Pour the milk into the pot and ensure it registers 50 degrees. Add 1 teaspoon of citric acid. Stir for one minute. Add the water/citric acid combination to the pot and continue stirring. Curds will begin to form.
On a stovetop, on a low setting, bring the milk mixture to a temperature ranging between 88 and 90 degrees. Stir occasionally. Remove the mixture from the heat and add the water/rennet tablet combination, stirring for about 30 seconds.
Place a lid on the pot and leave the mixture undisturbed for 15 to 30 minutes. Once rested, a solid curd should form on the surface. Dip a spoon or other utensil into the mixture and remove. The curd should appear solid and separate from the whey. (If a solid curd does not appear, let the mixture set up for a longer amount of time.)
Slice through the curd with a knife. Work from top to bottom and side to side until the entire curd is cubed. Allow to rest undisturbed for 5 to 10 minutes.
Once again, return the pot to low heat until the mixture reaches 108 degrees. Stir occasionally to encourage separation. After approximately 15 minutes, the curds shrink and sink into the liquid. Turn off the heat and continue stirring for an additional 20 minutes.
Separate the curds from the whey using a small wire strainer or empty the contents into a large bowl, first passing through a large wire strainer. Place the solid formation into a small bowl and let rest for another 15 minutes. (The leftover whey is safe to drink, use to make ricotta cheese, or add to cooking recipes.) Once the curds rest, break them up gently.
Place the glass bowl containing the curds into a microwave and heat on highest setting (1100 watts) for 30 to 45 seconds. This process causes further separation. When cooked too long or too quickly, the curds revert to mush. Use repetitive shorter cycles if necessary.
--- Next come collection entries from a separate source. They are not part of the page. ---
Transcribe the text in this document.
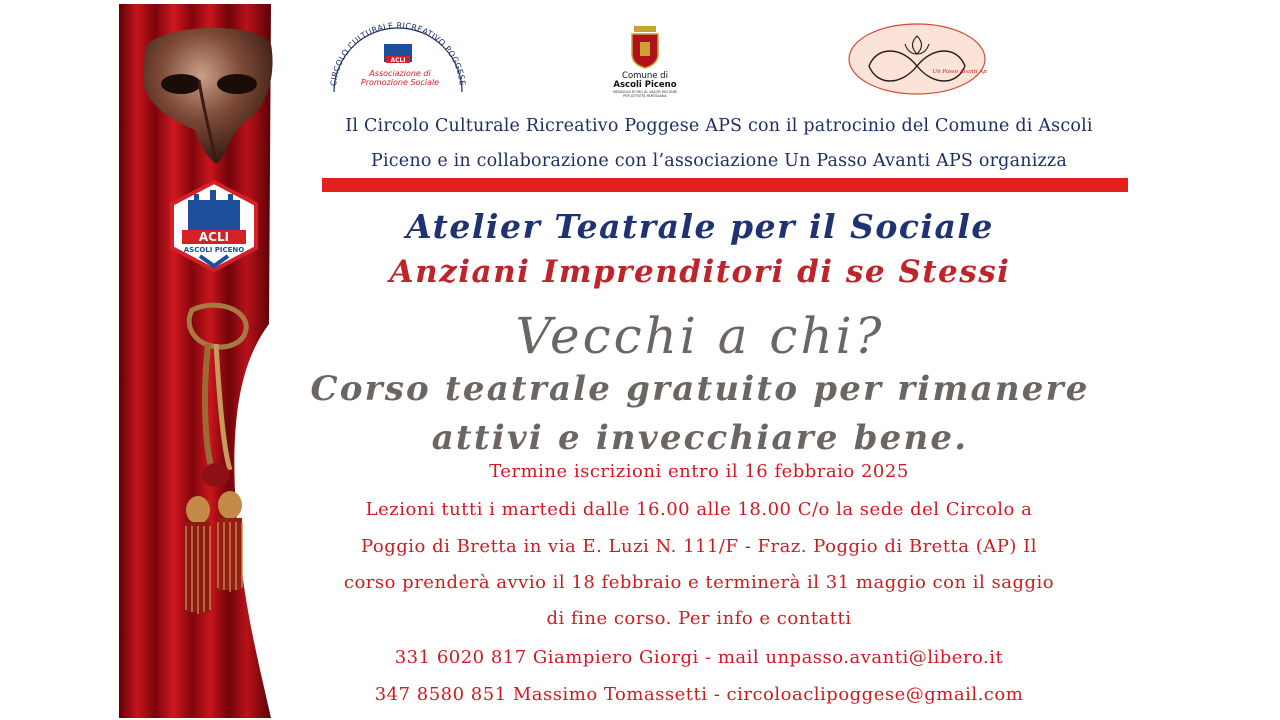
ACLI
ASCOLI PICENO
CIRCOLO CULTURALE RICREATIVO POGGESE
ACLI
Associazione di
Promozione Sociale
Comune di
Ascoli Piceno
MEDAGLIA D'ORO AL VALOR MILITARE
PER ATTIVITÀ PARTIGIANA
Un Passo Avanti Aps
Il Circolo Culturale Ricreativo Poggese APS con il patrocinio del Comune di Ascoli
Piceno e in collaborazione con l’associazione Un Passo Avanti APS organizza
Atelier Teatrale per il Sociale
Anziani Imprenditori di se Stessi
Vecchi a chi?
Corso teatrale gratuito per rimanere
attivi e invecchiare bene.
Termine iscrizioni entro il 16 febbraio 2025
Lezioni tutti i martedi dalle 16.00 alle 18.00 C/o la sede del Circolo a
Poggio di Bretta in via E. Luzi N. 111/F - Fraz. Poggio di Bretta (AP) Il
corso prenderà avvio il 18 febbraio e terminerà il 31 maggio con il saggio
di fine corso. Per info e contatti
331 6020 817 Giampiero Giorgi - mail unpasso.avanti@libero.it
347 8580 851 Massimo Tomassetti - circoloaclipoggese@gmail.com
Using a slotted spoon, gently squeeze the solids away from the whey. Carefully pour the whey from the bowl. Place the bowl back into the microwave for another 15 to 20 seconds. Again, squeeze the solids away from the whey while gently forming the curds into a ball. Pour off the whey.
Add the salt to the curds by kneading as if making bread dough. Microwave for 20 seconds. Grab up to ½ of the solid mass to test for stretching. If the curd breaks instead of stretching, continue kneading and microwaving up to 5 seconds at a time. When kneading produces a smooth, shiny product, the cheese is finished.